Contrato de trabalho: o projeto utiliza o termo “contrato de trabalho” em contextos que podem incluir várias formas de relações laborais. Entretanto, se a intenção é referir-se especificamente à relação de emprego regida pela Consolidação das Leis do Trabalho (CLT), o termo mais adequado seria “contrato de emprego”. Essa substituição ajudaria a evitar ambiguidades.

Emprego e trabalho: “emprego” e “trabalho” são termos frequentemente confundidos no texto. O projeto menciona “gestão de trabalhadores e acesso ao emprego por conta própria”, uma expressão contraditória, já que “emprego” implica trabalho subordinado, enquanto “conta própria” sugere autonomia. Para maior precisão, “emprego” deveria ser utilizado exclusivamente para trabalho subordinado e “trabalho” para outras formas de relação laboral.

Conta própria: a expressão “conta própria” é utilizada de forma equivocada. O termo “emprego por conta própria” é uma contradição, já que o emprego pressupõe subordinação. Seria correto referir-se a “emprego por conta própria” (sic) como “trabalho autônomo” ou “trabalho independente”.

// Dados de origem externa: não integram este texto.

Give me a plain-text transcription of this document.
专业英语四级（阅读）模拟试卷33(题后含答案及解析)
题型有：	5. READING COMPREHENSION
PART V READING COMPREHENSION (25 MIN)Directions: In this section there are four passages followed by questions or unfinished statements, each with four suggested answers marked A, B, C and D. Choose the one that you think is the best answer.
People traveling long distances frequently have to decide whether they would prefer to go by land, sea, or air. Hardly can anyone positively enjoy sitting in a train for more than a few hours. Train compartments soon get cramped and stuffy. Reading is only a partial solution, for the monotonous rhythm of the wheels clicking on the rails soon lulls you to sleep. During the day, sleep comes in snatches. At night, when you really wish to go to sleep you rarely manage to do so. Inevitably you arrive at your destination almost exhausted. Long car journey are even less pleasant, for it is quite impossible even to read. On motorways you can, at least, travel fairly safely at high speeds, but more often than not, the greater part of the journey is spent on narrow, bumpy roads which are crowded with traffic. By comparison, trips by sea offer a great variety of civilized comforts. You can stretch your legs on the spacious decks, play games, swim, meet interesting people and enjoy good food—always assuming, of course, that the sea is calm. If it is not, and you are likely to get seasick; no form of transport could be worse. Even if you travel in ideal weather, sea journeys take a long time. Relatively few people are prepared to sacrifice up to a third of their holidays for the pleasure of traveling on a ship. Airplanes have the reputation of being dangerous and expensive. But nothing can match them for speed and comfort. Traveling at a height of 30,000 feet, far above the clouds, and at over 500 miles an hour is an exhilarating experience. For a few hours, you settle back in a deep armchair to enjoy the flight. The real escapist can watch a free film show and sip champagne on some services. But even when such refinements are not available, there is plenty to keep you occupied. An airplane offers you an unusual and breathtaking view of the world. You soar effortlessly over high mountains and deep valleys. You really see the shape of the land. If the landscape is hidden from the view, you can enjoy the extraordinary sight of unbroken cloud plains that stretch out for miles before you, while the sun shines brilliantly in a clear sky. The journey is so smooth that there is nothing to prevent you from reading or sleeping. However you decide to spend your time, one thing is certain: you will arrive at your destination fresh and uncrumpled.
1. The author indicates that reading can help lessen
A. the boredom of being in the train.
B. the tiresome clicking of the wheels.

Dispensa: o termo “dispensa” também é problemático. Usado genericamente, pode referir-se tanto a “dispensa por justa causa” quanto a “dispensa sem justa causa”, o que pode gerar confusão. Especificar o tipo de dispensa em cada contexto evitaria essas ambiguidades.

Demissão em massa: finalmente, o termo “demissão em massa” não possui correlação no ordenamento jurídico trabalhista brasileiro. A “demissão” tecnicamente refere-se à ação do empregado de romper o contrato, enquanto “dispensa” é a ação do empregador.

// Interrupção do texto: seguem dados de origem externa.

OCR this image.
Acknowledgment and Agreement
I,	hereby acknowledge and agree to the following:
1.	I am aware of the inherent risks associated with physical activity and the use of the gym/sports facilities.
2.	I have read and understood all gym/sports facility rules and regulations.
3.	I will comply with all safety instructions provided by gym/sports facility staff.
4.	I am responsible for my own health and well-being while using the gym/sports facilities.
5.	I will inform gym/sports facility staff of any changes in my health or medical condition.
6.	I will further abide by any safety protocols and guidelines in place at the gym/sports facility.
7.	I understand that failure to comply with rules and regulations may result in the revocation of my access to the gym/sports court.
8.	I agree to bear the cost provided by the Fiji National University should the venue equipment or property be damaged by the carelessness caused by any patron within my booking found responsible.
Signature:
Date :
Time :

Além disso, a dogmática jurídica distingue dispensa coletiva e dispensa plúrima. A dispensa coletiva, também conhecida como dispensa em massa, caracteriza-se pela dispensa simultânea de um grupo de empregados por um motivo único, geralmente relacionado à redução do quadro de pessoal da empresa. Por outro lado, a dispensa plúrima ocorre quando há a dispensa de um número significativo de empregados, porém por motivos diversos e individuais, não necessariamente relacionados a uma reestruturação empresarial.

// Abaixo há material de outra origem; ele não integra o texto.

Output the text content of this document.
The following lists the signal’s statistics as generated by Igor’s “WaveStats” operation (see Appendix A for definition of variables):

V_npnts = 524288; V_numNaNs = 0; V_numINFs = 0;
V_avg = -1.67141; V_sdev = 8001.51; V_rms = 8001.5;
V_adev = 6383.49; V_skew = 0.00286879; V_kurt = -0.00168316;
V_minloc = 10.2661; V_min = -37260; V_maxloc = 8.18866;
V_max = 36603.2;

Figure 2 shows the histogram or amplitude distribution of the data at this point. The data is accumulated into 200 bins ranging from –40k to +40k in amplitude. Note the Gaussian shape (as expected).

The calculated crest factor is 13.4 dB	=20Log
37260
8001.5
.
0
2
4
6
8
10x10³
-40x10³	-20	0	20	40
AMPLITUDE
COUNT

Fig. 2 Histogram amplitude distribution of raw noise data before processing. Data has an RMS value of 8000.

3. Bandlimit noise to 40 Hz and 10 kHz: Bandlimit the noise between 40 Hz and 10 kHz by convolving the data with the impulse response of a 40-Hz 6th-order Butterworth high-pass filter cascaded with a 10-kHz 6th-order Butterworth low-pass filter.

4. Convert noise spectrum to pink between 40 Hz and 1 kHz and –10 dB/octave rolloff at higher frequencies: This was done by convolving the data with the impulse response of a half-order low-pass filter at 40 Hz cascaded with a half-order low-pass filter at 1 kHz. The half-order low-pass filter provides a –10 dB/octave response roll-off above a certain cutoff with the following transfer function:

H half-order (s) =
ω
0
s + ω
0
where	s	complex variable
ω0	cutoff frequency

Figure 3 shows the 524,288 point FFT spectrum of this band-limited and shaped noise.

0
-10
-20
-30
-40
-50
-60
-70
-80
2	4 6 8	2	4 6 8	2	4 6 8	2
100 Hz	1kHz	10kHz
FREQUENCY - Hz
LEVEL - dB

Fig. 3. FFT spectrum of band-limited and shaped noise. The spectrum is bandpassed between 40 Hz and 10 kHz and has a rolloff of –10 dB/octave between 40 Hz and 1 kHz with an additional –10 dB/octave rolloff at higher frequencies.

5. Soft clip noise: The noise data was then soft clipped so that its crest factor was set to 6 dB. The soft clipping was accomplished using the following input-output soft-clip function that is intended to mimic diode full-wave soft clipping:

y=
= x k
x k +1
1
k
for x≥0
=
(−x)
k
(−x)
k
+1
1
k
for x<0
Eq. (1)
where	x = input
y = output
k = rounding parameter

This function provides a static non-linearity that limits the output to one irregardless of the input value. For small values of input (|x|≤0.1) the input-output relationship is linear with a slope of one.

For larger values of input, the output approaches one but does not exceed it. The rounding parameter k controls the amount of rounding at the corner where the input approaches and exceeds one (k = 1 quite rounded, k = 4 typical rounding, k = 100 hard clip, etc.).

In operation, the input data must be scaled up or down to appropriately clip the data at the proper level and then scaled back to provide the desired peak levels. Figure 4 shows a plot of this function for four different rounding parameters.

É importante ressaltar que a dispensa plúrima não se configura como dispensa coletiva quando ocorre dentro dos padrões normais de rotatividade da empresa. A análise da normalidade leva em consideração o histórico de dispensas da empresa, o setor de atuação e as condições do mercado de trabalho.

Assim, para alinhar-se à terminologia adequada, seria melhor substituir “demissão em massa” por “dispensa coletiva” e definir claramente esses termos no projeto.

Conclusões

A análise revelou várias inadequações terminológicas no projeto de lei, especialmente no uso dos termos “trabalho”, “trabalhadores”, “contrato de trabalho”, “emprego”, “conta própria”, “dispensa” e “demissão em massa”. As propostas de correção apresentadas no parecer elaborado pela Comissão Especial de IA e Inovação do Instituto dos Advogados Brasileiros (IAB) visam a garantir clareza e precisão jurídicas, prevenindo futuras antinomias. Isso contribui para a segurança jurídica, previsibilidade das decisões judiciais e a efetividade do direito.

O projeto de lei brasileiro, com o complemento de voto em 4 de julho, alinha-se com as melhores práticas internacionais em muitos aspectos, especialmente na avaliação de impacto e supervisão humana. As inovações trazidas pelos incisos VI (avaliação e impacto algorítmico), VII e VIII do artigo 56 garantem uma proteção robusta aos trabalhadores, similar às regulamentações da União Europeia, Estados Unidos e Reino Unido.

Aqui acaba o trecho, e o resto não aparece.